The next real test lands Thursday with the May reading on Personal Consumption Expenditures, the Fed's preferred inflation gauge, alongside the third estimate of first-quarter GDP. PCE is the shared catalyst the whole market is positioned around — a hot print hardens the case for the September hike the curve is already leaning toward and removes any cushion under risk assets, while a soft one gives the Fed room to stand pat and hands the market a reason to stabilize. Until then, the policy backdrop is a headwind, not a help.

What the Close Hinges On

Strip away the noise and the day reduces to one fact: this market is the AI trade, and the AI trade just took its hardest hit in weeks. A 1.30% drop in the S&P to 7,375.52 and a 1.91% slide in the Nasdaq to 25,667.42 are uncomfortable but not catastrophic — the index is still only about 5% off its early-June record, and the Dow holding flat shows the selling is concentrated, not systemic. This is a leadership group getting de-risked, not the market breaking.

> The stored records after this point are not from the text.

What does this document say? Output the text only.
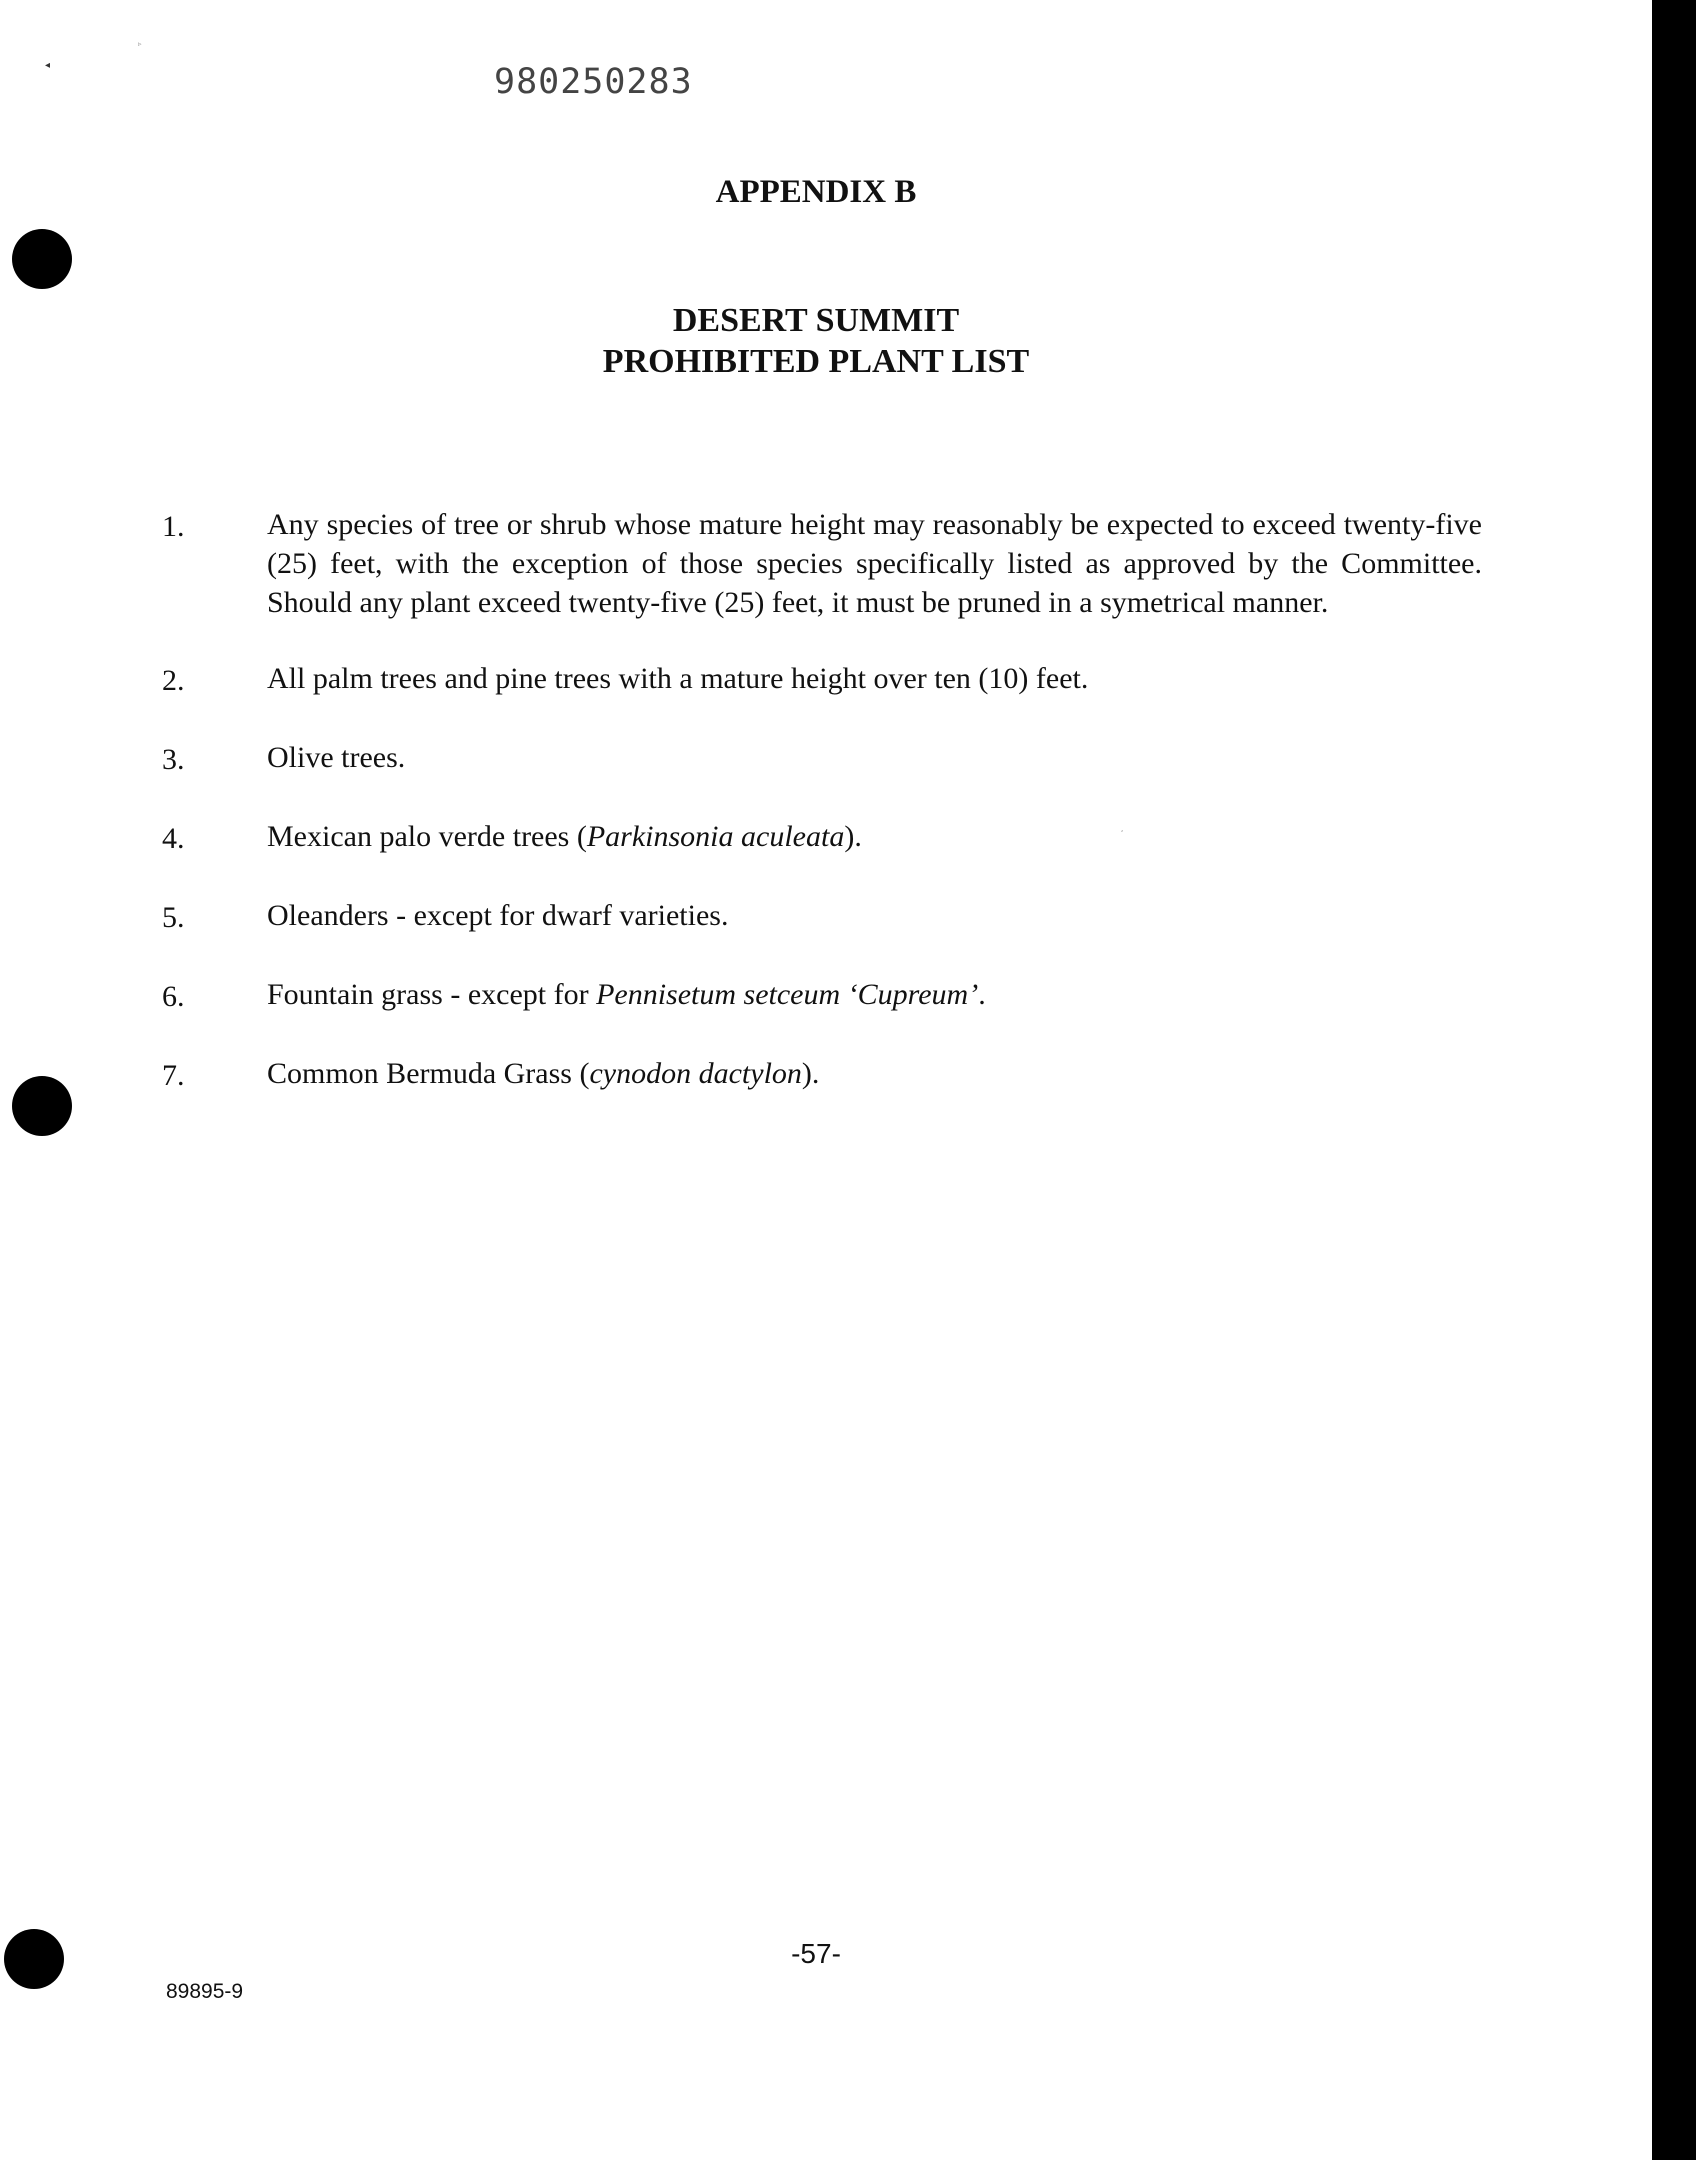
◂
▹
,
980250283
APPENDIX B
DESERT SUMMIT
PROHIBITED PLANT LIST
1.	Any species of tree or shrub whose mature height may reasonably be expected to exceed twenty-five (25) feet, with the exception of those species specifically listed as approved by the Committee. Should any plant exceed twenty-five (25) feet, it must be pruned in a symetrical manner.
2.	All palm trees and pine trees with a mature height over ten (10) feet.
3.	Olive trees.
4.	Mexican palo verde trees (Parkinsonia aculeata).
5.	Oleanders - except for dwarf varieties.
6.	Fountain grass - except for Pennisetum setceum ‘Cupreum’.
7.	Common Bermuda Grass (cynodon dactylon).
-57-
89895-9
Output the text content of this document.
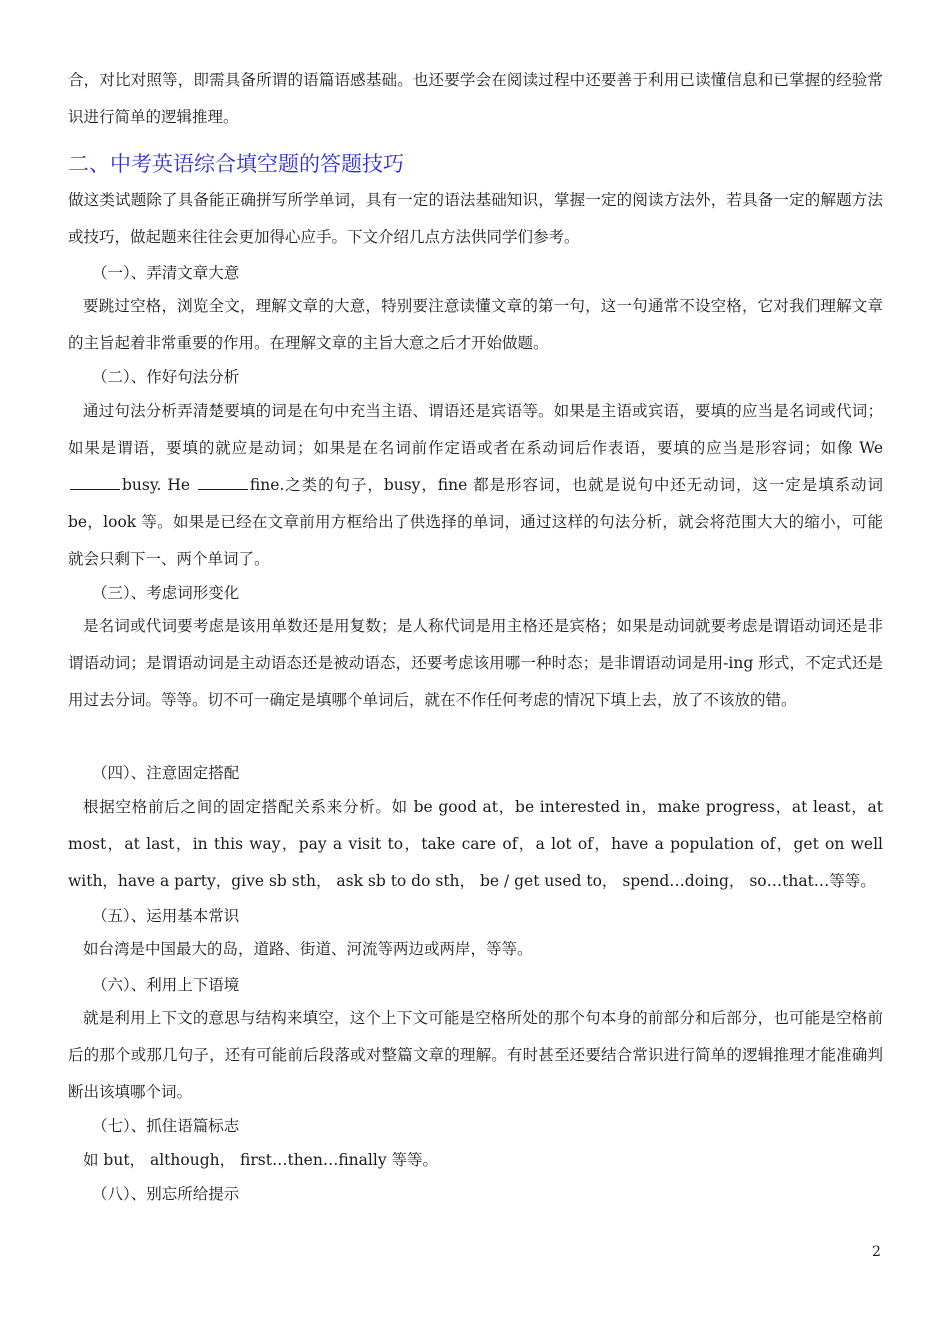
合，对比对照等，即需具备所谓的语篇语感基础。也还要学会在阅读过程中还要善于利用已读懂信息和已掌握的经验常识进行简单的逻辑推理。

二、中考英语综合填空题的答题技巧

做这类试题除了具备能正确拼写所学单词，具有一定的语法基础知识，掌握一定的阅读方法外，若具备一定的解题方法或技巧，做起题来往往会更加得心应手。下文介绍几点方法供同学们参考。

（一）、弄清文章大意

要跳过空格，浏览全文，理解文章的大意，特别要注意读懂文章的第一句，这一句通常不设空格，它对我们理解文章的主旨起着非常重要的作用。在理解文章的主旨大意之后才开始做题。

（二）、作好句法分析

通过句法分析弄清楚要填的词是在句中充当主语、谓语还是宾语等。如果是主语或宾语，要填的应当是名词或代词；如果是谓语，要填的就应是动词；如果是在名词前作定语或者在系动词后作表语，要填的应当是形容词；如像 We busy. He	fine.之类的句子，busy，fine 都是形容词，也就是说句中还无动词，这一定是填系动词 be，look 等。如果是已经在文章前用方框给出了供选择的单词，通过这样的句法分析，就会将范围大大的缩小，可能就会只剩下一、两个单词了。

（三）、考虑词形变化

是名词或代词要考虑是该用单数还是用复数；是人称代词是用主格还是宾格；如果是动词就要考虑是谓语动词还是非谓语动词；是谓语动词是主动语态还是被动语态，还要考虑该用哪一种时态；是非谓语动词是用-ing 形式，不定式还是用过去分词。等等。切不可一确定是填哪个单词后，就在不作任何考虑的情况下填上去，放了不该放的错。

（四）、注意固定搭配

根据空格前后之间的固定搭配关系来分析。如 be good at，be interested in，make progress，at least，at most，at last，in this way，pay a visit to，take care of，a lot of，have a population of，get on well with，have a party，give sb sth， ask sb to do sth， be / get used to， spend…doing， so…that…等等。

（五）、运用基本常识

如台湾是中国最大的岛，道路、街道、河流等两边或两岸，等等。

（六）、利用上下语境

就是利用上下文的意思与结构来填空，这个上下文可能是空格所处的那个句本身的前部分和后部分，也可能是空格前后的那个或那几句子，还有可能前后段落或对整篇文章的理解。有时甚至还要结合常识进行简单的逻辑推理才能准确判断出该填哪个词。

（七）、抓住语篇标志

如 but， although， first…then…finally 等等。

（八）、别忘所给提示

2
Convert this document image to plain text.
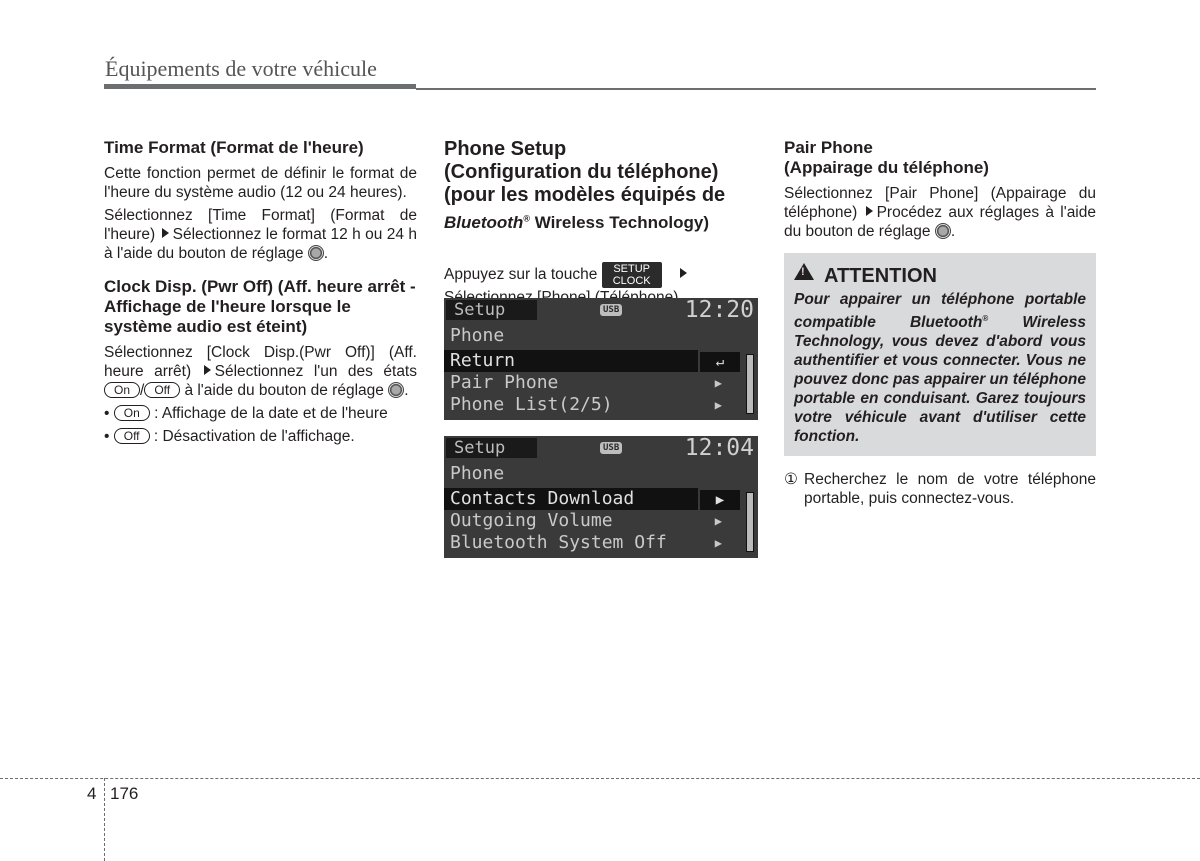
Équipements de votre véhicule
Time Format (Format de l'heure)

Cette fonction permet de définir le format de l'heure du système audio (12 ou 24 heures).

Sélectionnez [Time Format] (Format de l'heure) Sélectionnez le format 12 h ou 24 h à l'aide du bouton de réglage .

Clock Disp. (Pwr Off) (Aff. heure arrêt - Affichage de l'heure lorsque le système audio est éteint)

Sélectionnez [Clock Disp.(Pwr Off)] (Aff. heure arrêt) Sélectionnez l'un des états On / Off à l'aide du bouton de réglage .

• On : Affichage de la date et de l'heure
• Off : Désactivation de l'affichage.
Phone Setup
(Configuration du téléphone)
(pour les modèles équipés de
Bluetooth® Wireless Technology)

Appuyez sur la touche SETUP
CLOCK

Setup	USB	12:20
Phone
Return	↵
Pair Phone	▶
Phone List(2/5)	▶
Setup	USB	12:04
Phone
Contacts Download	▶
Outgoing Volume	▶
Bluetooth System Off	▶
Pair Phone
(Appairage du téléphone)

Sélectionnez [Pair Phone] (Appairage du téléphone) Procédez aux réglages à l'aide du bouton de réglage .

!ATTENTION
Pour appairer un téléphone portable compatible Bluetooth® Wireless Technology, vous devez d'abord vous authentifier et vous connecter. Vous ne pouvez donc pas appairer un téléphone portable en conduisant. Garez toujours votre véhicule avant d'utiliser cette fonction.
① Recherchez le nom de votre téléphone portable, puis connectez-vous.
4 176
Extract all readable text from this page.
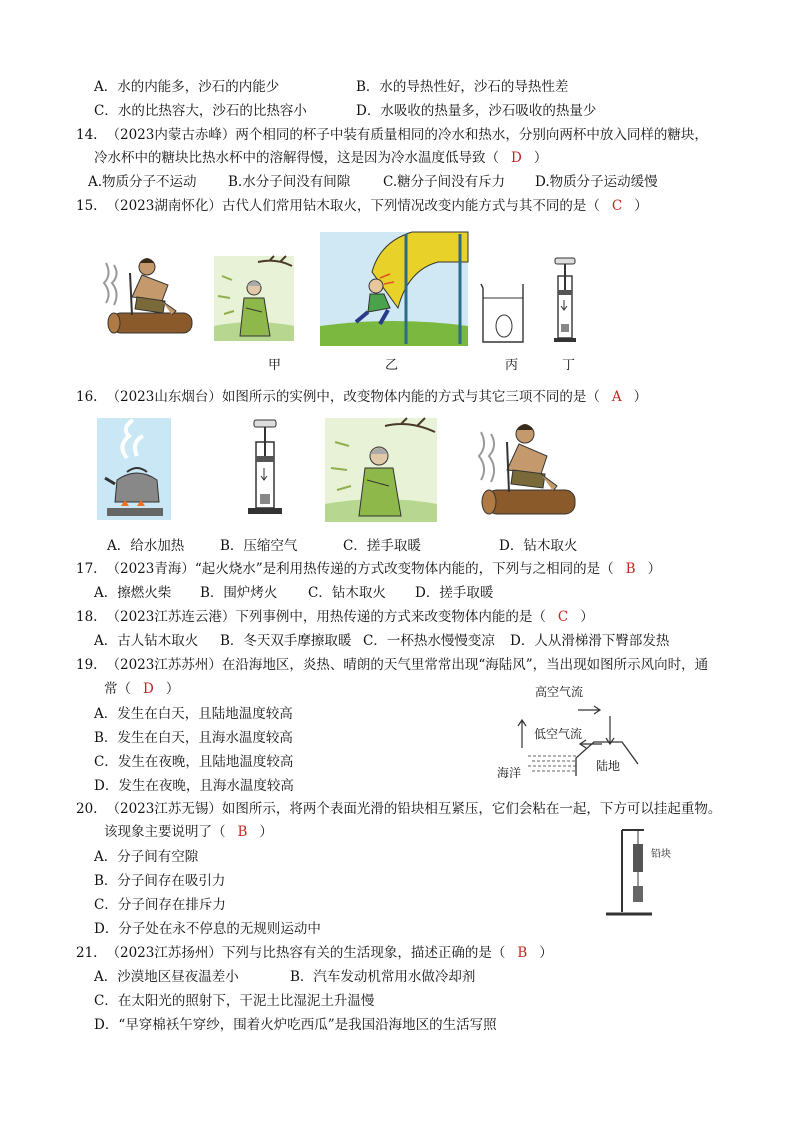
A．水的内能多，沙石的内能少	B．水的导热性好，沙石的导热性差
C．水的比热容大，沙石的比热容小	D．水吸收的热量多，沙石吸收的热量少
14. （2023内蒙古赤峰）两个相同的杯子中装有质量相同的冷水和热水，分别向两杯中放入同样的糖块，
冷水杯中的糖块比热水杯中的溶解得慢，这是因为冷水温度低导致（ D ）
A.物质分子不运动 B.水分子间没有间隙 C.糖分子间没有斥力 D.物质分子运动缓慢
15. （2023湖南怀化）古代人们常用钻木取火，下列情况改变内能方式与其不同的是（ C ）
甲	乙	丙	丁
16. （2023山东烟台）如图所示的实例中，改变物体内能的方式与其它三项不同的是（ A ）
A．给水加热	B．压缩空气	C．搓手取暖	D．钻木取火
17. （2023青海）“起火烧水”是利用热传递的方式改变物体内能的，下列与之相同的是（ B ）
A．擦燃火柴 B．围炉烤火 C．钻木取火 D．搓手取暖
18. （2023江苏连云港）下列事例中，用热传递的方式来改变物体内能的是（ C ）
A．古人钻木取火 B．冬天双手摩擦取暖 C．一杯热水慢慢变凉 D．人从滑梯滑下臀部发热
19. （2023江苏苏州）在沿海地区，炎热、晴朗的天气里常常出现“海陆风”，当出现如图所示风向时，通
常（ D ）
A．发生在白天，且陆地温度较高
B．发生在白天，且海水温度较高
C．发生在夜晚，且陆地温度较高
D．发生在夜晚，且海水温度较高
高空气流
低空气流
海洋	陆地
20. （2023江苏无锡）如图所示，将两个表面光滑的铅块相互紧压，它们会粘在一起，下方可以挂起重物。
该现象主要说明了（ B ）
A．分子间有空隙
B．分子间存在吸引力
C．分子间存在排斥力
D．分子处在永不停息的无规则运动中
铅块
21. （2023江苏扬州）下列与比热容有关的生活现象，描述正确的是（ B ）
A．沙漠地区昼夜温差小	B．汽车发动机常用水做冷却剂
C．在太阳光的照射下，干泥土比湿泥土升温慢
D．“早穿棉袄午穿纱，围着火炉吃西瓜”是我国沿海地区的生活写照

The level that matters on the S&P is the session low at 7,347.60; a clean break below it on accelerating volume would signal the shakeout is turning into something that forces a broader repricing of AI exposure. Hold above it and the setup favors stabilization into Micron. The VIX at 19.47 is the other tell — push it through 20 and the hedging gets more aggressive; fade it back toward the mid-teens and the panic was a one-day affair.

But the real verdict doesn't come today. It comes Wednesday after the close, when Micron reports and the memory trade gets its answer. FedEx late Tuesday and Cerebras after the bell offer earlier reads on the macro and the AI-infrastructure demand picture, but Micron is the print that decides whether the chip complex stabilizes or keeps unwinding. Everything between now and then is positioning ahead of a binary event. The tape sold first and will ask questions Wednesday night. Until that number lands, the bid stays cautious, the leadership stays under pressure, and the entire market remains hostage to a single quarterly report from a single memory maker.